Rational Man and Irrational Man both buy new cars, and they decide to drive around two racetracks from time $t = 0$ to $t = \infty.$  Rational Man drives along the path parameterized by
\begin{align*}
x &= \cos t, \\
y &= \sin t,
\end{align*}and Irrational Man drives along the path parameterized by
\begin{align*}
x &= 1 + 4 \cos \frac{t}{\sqrt{2}}, \\
y &= 2 \sin \frac{t}{\sqrt{2}}.
\end{align*}If $A$ is a point on Rational Man's racetrack, and $B$ is a point on Irrational Man's racetrack, then find the smallest possible distance $AB.$
Explanation: Rational Man's racetrack is parameterized by $x = \cos t$ and $y = \sin t.$  We can eliminate $t$ by writing
\[x^2 + y^2 = \cos^2 t + \sin^2 t = 1.\]Thus, Rational Man's racetrack is the circle centered at $(0,0)$ with radius 1.

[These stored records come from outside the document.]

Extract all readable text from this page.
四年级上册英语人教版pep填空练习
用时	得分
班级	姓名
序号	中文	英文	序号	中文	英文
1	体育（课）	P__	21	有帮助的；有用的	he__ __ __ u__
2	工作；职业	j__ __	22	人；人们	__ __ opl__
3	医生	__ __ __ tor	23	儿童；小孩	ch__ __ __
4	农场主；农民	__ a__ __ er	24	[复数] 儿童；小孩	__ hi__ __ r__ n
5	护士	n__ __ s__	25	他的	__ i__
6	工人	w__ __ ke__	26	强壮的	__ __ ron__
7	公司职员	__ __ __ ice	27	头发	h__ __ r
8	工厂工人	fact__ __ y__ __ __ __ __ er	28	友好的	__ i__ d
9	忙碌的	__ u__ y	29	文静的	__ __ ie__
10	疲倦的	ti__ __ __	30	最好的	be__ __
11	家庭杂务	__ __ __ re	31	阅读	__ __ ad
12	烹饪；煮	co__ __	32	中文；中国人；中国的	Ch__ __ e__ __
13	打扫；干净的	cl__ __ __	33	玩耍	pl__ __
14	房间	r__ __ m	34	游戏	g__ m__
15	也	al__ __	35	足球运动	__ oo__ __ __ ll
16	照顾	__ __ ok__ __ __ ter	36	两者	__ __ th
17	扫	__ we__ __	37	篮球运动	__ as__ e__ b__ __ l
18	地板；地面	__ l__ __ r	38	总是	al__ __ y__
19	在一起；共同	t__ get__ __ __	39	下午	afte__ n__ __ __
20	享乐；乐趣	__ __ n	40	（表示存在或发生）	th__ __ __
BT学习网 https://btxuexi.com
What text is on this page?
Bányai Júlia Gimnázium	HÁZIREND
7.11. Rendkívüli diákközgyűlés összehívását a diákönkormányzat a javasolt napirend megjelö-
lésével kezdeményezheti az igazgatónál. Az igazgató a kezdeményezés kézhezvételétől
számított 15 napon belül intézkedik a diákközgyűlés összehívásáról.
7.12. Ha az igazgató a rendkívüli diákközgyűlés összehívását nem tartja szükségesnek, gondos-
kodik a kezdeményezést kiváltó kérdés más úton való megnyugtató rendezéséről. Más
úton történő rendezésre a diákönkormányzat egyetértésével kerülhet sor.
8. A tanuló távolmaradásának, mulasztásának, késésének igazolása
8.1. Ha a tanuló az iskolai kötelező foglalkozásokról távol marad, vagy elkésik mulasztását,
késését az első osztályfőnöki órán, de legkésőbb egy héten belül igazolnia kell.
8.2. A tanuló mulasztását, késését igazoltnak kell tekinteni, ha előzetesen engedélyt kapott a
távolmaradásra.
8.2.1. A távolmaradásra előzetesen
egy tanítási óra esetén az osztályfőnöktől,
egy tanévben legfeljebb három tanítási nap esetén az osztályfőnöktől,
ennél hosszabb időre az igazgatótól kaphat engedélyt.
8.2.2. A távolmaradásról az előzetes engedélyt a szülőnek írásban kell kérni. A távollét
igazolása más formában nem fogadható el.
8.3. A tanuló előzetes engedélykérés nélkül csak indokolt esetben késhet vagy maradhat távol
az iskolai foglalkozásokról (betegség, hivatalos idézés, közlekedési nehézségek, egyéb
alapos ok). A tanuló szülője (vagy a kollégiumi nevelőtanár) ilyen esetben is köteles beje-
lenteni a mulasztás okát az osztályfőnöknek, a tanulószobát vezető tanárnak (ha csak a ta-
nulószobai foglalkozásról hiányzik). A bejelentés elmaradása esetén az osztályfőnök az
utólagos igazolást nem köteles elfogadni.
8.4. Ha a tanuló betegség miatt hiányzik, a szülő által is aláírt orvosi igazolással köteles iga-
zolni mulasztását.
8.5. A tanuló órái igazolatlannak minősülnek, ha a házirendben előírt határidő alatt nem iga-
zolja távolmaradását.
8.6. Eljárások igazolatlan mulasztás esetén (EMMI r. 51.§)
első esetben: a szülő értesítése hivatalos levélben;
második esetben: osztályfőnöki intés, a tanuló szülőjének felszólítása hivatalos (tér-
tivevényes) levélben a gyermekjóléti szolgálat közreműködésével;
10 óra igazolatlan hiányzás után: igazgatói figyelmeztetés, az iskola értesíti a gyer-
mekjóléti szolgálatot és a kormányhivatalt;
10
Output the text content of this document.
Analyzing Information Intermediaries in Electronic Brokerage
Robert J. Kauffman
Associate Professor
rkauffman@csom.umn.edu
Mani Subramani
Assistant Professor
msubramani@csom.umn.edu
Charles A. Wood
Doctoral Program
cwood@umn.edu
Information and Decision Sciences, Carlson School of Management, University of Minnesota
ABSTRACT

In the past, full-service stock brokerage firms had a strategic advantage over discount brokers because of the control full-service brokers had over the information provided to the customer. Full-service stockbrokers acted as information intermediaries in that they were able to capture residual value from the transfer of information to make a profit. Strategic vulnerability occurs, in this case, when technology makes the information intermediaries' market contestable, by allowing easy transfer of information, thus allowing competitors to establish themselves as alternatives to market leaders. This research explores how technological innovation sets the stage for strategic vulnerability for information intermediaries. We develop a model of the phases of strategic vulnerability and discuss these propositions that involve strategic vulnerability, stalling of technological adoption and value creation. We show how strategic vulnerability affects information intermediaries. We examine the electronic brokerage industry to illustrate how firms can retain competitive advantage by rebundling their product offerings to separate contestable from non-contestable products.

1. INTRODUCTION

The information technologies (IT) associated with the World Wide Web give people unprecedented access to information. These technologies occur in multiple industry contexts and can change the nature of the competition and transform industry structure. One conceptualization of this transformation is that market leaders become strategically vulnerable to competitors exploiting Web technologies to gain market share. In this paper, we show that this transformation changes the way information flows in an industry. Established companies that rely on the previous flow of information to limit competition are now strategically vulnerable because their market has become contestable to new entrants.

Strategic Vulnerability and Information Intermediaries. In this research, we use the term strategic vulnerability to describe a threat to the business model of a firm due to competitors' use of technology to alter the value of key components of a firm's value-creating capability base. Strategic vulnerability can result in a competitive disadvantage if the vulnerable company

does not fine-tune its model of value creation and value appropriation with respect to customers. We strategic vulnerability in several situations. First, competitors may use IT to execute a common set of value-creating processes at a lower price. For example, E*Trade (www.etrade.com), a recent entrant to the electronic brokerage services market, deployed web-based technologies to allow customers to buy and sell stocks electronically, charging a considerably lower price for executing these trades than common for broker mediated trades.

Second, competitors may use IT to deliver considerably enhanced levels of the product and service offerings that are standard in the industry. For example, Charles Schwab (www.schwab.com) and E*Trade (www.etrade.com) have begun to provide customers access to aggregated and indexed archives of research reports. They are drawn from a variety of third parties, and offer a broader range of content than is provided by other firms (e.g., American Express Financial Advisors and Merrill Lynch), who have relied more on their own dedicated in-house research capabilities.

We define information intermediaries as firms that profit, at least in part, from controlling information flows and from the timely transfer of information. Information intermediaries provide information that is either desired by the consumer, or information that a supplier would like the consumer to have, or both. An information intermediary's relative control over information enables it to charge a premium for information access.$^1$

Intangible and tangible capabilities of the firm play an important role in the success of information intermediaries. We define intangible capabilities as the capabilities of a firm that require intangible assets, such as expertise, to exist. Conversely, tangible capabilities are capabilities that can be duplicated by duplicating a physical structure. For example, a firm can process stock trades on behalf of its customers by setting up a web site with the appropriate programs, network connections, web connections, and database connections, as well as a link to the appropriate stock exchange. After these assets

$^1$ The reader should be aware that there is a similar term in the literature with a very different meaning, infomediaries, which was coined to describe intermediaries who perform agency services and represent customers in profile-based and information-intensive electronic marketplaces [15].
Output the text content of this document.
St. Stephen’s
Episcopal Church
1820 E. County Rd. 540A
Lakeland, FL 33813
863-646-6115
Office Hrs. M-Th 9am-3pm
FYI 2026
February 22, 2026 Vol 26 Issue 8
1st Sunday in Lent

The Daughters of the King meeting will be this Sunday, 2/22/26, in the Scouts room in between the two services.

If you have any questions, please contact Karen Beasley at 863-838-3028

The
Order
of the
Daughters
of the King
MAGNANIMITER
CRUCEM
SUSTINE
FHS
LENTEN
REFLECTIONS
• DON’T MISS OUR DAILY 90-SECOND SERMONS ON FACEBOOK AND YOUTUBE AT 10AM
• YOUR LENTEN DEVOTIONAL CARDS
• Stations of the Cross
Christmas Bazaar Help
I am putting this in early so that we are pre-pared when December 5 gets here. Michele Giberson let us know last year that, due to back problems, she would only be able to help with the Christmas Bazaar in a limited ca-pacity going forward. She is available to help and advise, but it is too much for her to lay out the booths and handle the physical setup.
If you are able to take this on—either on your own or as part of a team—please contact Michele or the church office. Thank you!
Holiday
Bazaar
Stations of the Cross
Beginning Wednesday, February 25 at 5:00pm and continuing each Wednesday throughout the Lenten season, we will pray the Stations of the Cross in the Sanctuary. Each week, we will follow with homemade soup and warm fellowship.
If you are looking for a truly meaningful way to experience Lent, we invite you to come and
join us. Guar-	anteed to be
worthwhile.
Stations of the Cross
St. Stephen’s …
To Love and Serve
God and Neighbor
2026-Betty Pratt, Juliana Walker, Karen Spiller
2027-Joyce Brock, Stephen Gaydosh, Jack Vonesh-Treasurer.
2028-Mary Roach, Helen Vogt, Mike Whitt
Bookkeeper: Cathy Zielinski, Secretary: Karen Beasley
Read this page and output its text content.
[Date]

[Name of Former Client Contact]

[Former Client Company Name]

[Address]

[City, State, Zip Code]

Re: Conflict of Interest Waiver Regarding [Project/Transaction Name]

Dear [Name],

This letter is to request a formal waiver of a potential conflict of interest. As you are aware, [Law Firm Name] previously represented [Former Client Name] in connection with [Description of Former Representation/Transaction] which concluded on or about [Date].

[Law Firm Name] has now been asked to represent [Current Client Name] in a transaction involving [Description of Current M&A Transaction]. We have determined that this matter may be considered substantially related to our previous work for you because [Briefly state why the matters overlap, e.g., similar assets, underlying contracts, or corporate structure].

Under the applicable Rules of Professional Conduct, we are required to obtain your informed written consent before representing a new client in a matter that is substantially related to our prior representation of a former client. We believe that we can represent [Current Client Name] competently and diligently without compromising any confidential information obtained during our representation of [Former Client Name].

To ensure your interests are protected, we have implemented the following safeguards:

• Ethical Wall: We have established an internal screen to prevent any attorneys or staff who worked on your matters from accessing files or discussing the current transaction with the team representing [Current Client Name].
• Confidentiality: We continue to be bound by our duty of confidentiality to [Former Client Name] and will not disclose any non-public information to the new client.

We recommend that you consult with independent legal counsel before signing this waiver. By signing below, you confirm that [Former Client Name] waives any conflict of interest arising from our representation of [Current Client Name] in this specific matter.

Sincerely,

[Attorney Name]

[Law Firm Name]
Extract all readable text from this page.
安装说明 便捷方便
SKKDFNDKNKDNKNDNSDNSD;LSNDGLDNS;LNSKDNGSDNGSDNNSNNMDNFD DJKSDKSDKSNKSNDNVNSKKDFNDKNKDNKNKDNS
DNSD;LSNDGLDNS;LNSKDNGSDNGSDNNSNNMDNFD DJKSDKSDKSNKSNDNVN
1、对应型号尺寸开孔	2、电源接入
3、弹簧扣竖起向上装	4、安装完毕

Irrational Man's racetrack is parameterized by $x = 1 + 4 \cos \frac{t}{\sqrt{2}}$ and $y = 2 \sin \frac{t}{\sqrt{2}}.$  Similarly,
\[\frac{(x - 1)^2}{16} + \frac{y^2}{4} = \cos^2 \frac{t}{\sqrt{2}} + \sin^2 \frac{t}{\sqrt{2}} = 1.\]Thus, Irrational Man's race track is the ellipse centered at $(1,0)$ with semi-major axis 4 and semi-minor axis 2.

Let $O = (0,0),$ the center of the circle.

[asy]
unitsize(1 cm);

pair A, B, O;

path rm = Circle((0,0),1);
path im = shift((1,0))*yscale(2)*xscale(4)*rm;

O = (0,0);
A = dir(120);
B = (1 + 4*Cos(100), 2*Sin(100));

draw(rm,red);
draw(im,blue);
draw(A--B--O--cycle);

dot("$A$", A, NW);
dot("$B$", B, N);
dot("$O$", O, S);
[/asy]

By the Triangle Inequality, $OA + AB \ge OB,$ so
\[AB \ge OB - OA = OB - 1.\]If $B = (x,y),$ then
\[\frac{(x - 1)^2}{16} + \frac{y^2}{4} = 1,\]so $y^2 = -\frac{x^2}{4} + \frac{x}{2} + \frac{15}{4}.$  Then
\[OB^2 = x^2 + y^2 = \frac{3x^2}{4} + \frac{x}{2} + \frac{15}{4} = \frac{3}{4} \left( x + \frac{1}{3} \right)^2 + \frac{11}{3}.\]This is minimized when $x = -\frac{1}{3},$ in which case $OB = \sqrt{\frac{11}{3}} = \frac{\sqrt{33}}{3}.$

If we take $A$ as the intersection of $\overline{OB}$ with the circle, then
\[AB = OB - 1 = \boxed{\frac{\sqrt{33} - 3}{3}}.\]